Optional money is that money which may or may not be accepted as a means of payment. Different credit instruments like, cheques, bank drafts, etc are examples of optional money.

What is the example of money?

Money is currency used to buy goods and services or having a lot of wealth. An example of money is a dollar bill. An example of money is what a person has if they are a millionaire.

What is an optional money?

Optional money refers to non-legal tender money which do not enjoy any statutory backing but it is generally accepted by the people in final payments and in settlements of cash transactions. It consists of credit instruments like bills of exchange, cheques, handiest, etc.

How many types of money are there?

There are 5 different types of money: Fiat, commodity, representative, fiduciary, and commercial bank money.
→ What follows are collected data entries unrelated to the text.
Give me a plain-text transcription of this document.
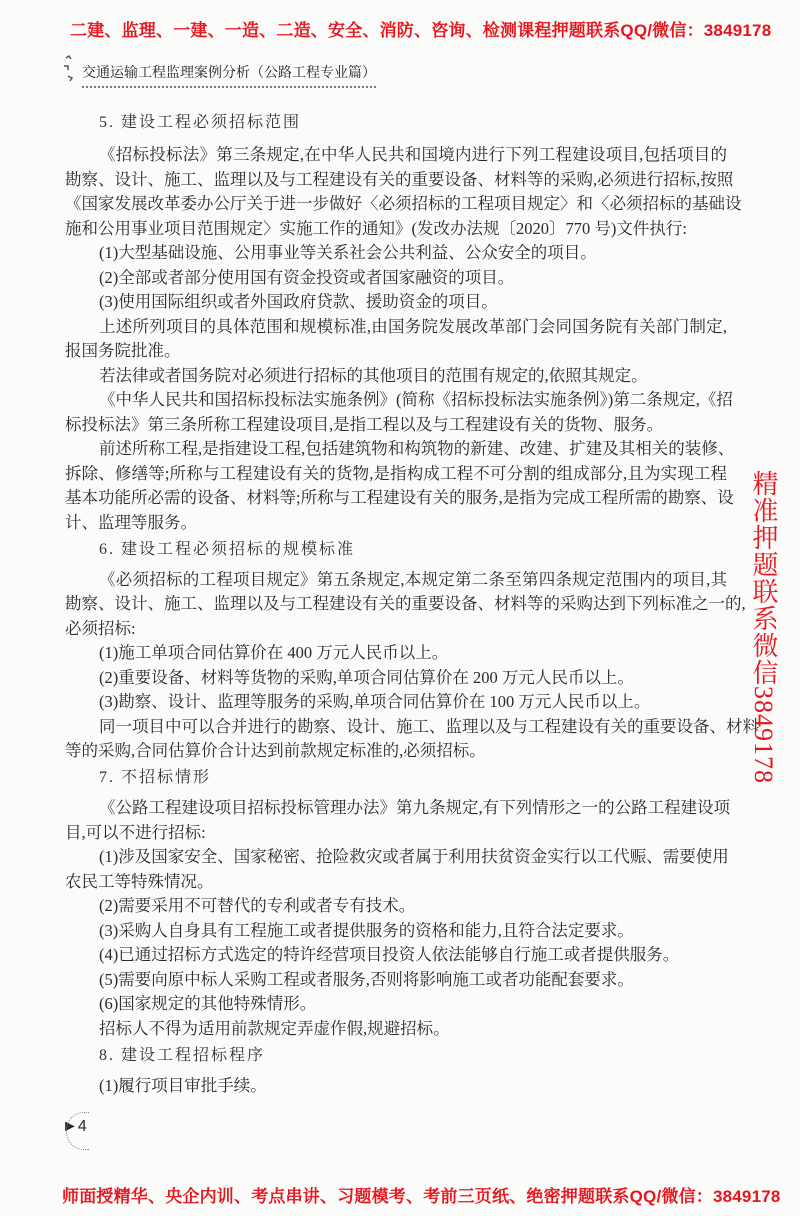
二建、监理、一建、一造、二造、安全、消防、咨询、检测课程押题联系QQ/微信：3849178
交通运输工程监理案例分析（公路工程专业篇）
5. 建设工程必须招标范围
《招标投标法》第三条规定,在中华人民共和国境内进行下列工程建设项目,包括项目的
勘察、设计、施工、监理以及与工程建设有关的重要设备、材料等的采购,必须进行招标,按照
《国家发展改革委办公厅关于进一步做好〈必须招标的工程项目规定〉和〈必须招标的基础设
施和公用事业项目范围规定〉实施工作的通知》(发改办法规〔2020〕770 号)文件执行:
(1)大型基础设施、公用事业等关系社会公共利益、公众安全的项目。
(2)全部或者部分使用国有资金投资或者国家融资的项目。
(3)使用国际组织或者外国政府贷款、援助资金的项目。
上述所列项目的具体范围和规模标准,由国务院发展改革部门会同国务院有关部门制定,
报国务院批准。
若法律或者国务院对必须进行招标的其他项目的范围有规定的,依照其规定。
《中华人民共和国招标投标法实施条例》(简称《招标投标法实施条例》)第二条规定,《招
标投标法》第三条所称工程建设项目,是指工程以及与工程建设有关的货物、服务。
前述所称工程,是指建设工程,包括建筑物和构筑物的新建、改建、扩建及其相关的装修、
拆除、修缮等;所称与工程建设有关的货物,是指构成工程不可分割的组成部分,且为实现工程
基本功能所必需的设备、材料等;所称与工程建设有关的服务,是指为完成工程所需的勘察、设
计、监理等服务。
6. 建设工程必须招标的规模标准
《必须招标的工程项目规定》第五条规定,本规定第二条至第四条规定范围内的项目,其
勘察、设计、施工、监理以及与工程建设有关的重要设备、材料等的采购达到下列标准之一的,
必须招标:
(1)施工单项合同估算价在 400 万元人民币以上。
(2)重要设备、材料等货物的采购,单项合同估算价在 200 万元人民币以上。
(3)勘察、设计、监理等服务的采购,单项合同估算价在 100 万元人民币以上。
同一项目中可以合并进行的勘察、设计、施工、监理以及与工程建设有关的重要设备、材料
等的采购,合同估算价合计达到前款规定标准的,必须招标。
7. 不招标情形
《公路工程建设项目招标投标管理办法》第九条规定,有下列情形之一的公路工程建设项
目,可以不进行招标:
(1)涉及国家安全、国家秘密、抢险救灾或者属于利用扶贫资金实行以工代赈、需要使用
农民工等特殊情况。
(2)需要采用不可替代的专利或者专有技术。
(3)采购人自身具有工程施工或者提供服务的资格和能力,且符合法定要求。
(4)已通过招标方式选定的特许经营项目投资人依法能够自行施工或者提供服务。
(5)需要向原中标人采购工程或者服务,否则将影响施工或者功能配套要求。
(6)国家规定的其他特殊情形。
招标人不得为适用前款规定弄虚作假,规避招标。
8. 建设工程招标程序
(1)履行项目审批手续。
精准押题联系微信3849178
►4
师面授精华、央企内训、考点串讲、习题模考、考前三页纸、绝密押题联系QQ/微信：3849178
What is not an optional money?

(ii) Non-Legal Tender Money or Optional Money: It refers to that form of money, which is generally accepted, but legally, one is not bound to accept it. For example, cheques, bank drafts, bills of exchange, etc. do not have legal backing and their acceptance is totally optional.

What is a full bodied money?

: money which has a face value not in excess of its intrinsic value as a commodity Commodity money may be either full bodied money or token money. —

What are the 3 kinds of money?

Money comes in three forms: commodity money, fiat money, and fiduciary money. Most modern monetary systems are based on fiat money. Commodity money derives its value from the commodity of which it is made, while fiat money has value only by the order of the government.

What are the 2 types of money?

There are three* types of money in the economy. As members of the public, we only have access to two of them – physical money and commercial bank money.

What does it mean to buy a bond in the money market?

Buying a bond means giving the issuer a loan for a set duration; the issuer pays a predetermined interest rate at set intervals until the bond matures. Money markets are extremely low-risk, with a par value of $1.00 typically.

How are zero coupon bonds different from other bonds?

They can be separated by the rate or type of interest or coupon payment, being recalled by the issuer, or have other attributes. Zero-coupon bonds do not pay coupon payments and instead are issued at a discount to their par value that will generate a return once the bondholder is paid the full face value when the bond matures.

How does a doubling option work in a bond?

A doubling option is a sinking fund provision that gives a bond issuer the right to redeem twice the amount of debt when repurchasing callable bonds. A sinking fund is an account a corporation uses to set aside money earmarked to pay off the debt from a bond or other debt issue. The fund gives bond investors an added element of security.

Why are municipal bonds issued instead of bank loans?

Companies issue bonds rather than seek bank loans for debt financing in many cases because bond markets offer more favorable terms and lower interest rates. Municipal bonds are issued by states and municipalities. Some municipal bonds offer tax-free coupon income for investors. Government bonds such as those issued by the U.S. Treasury.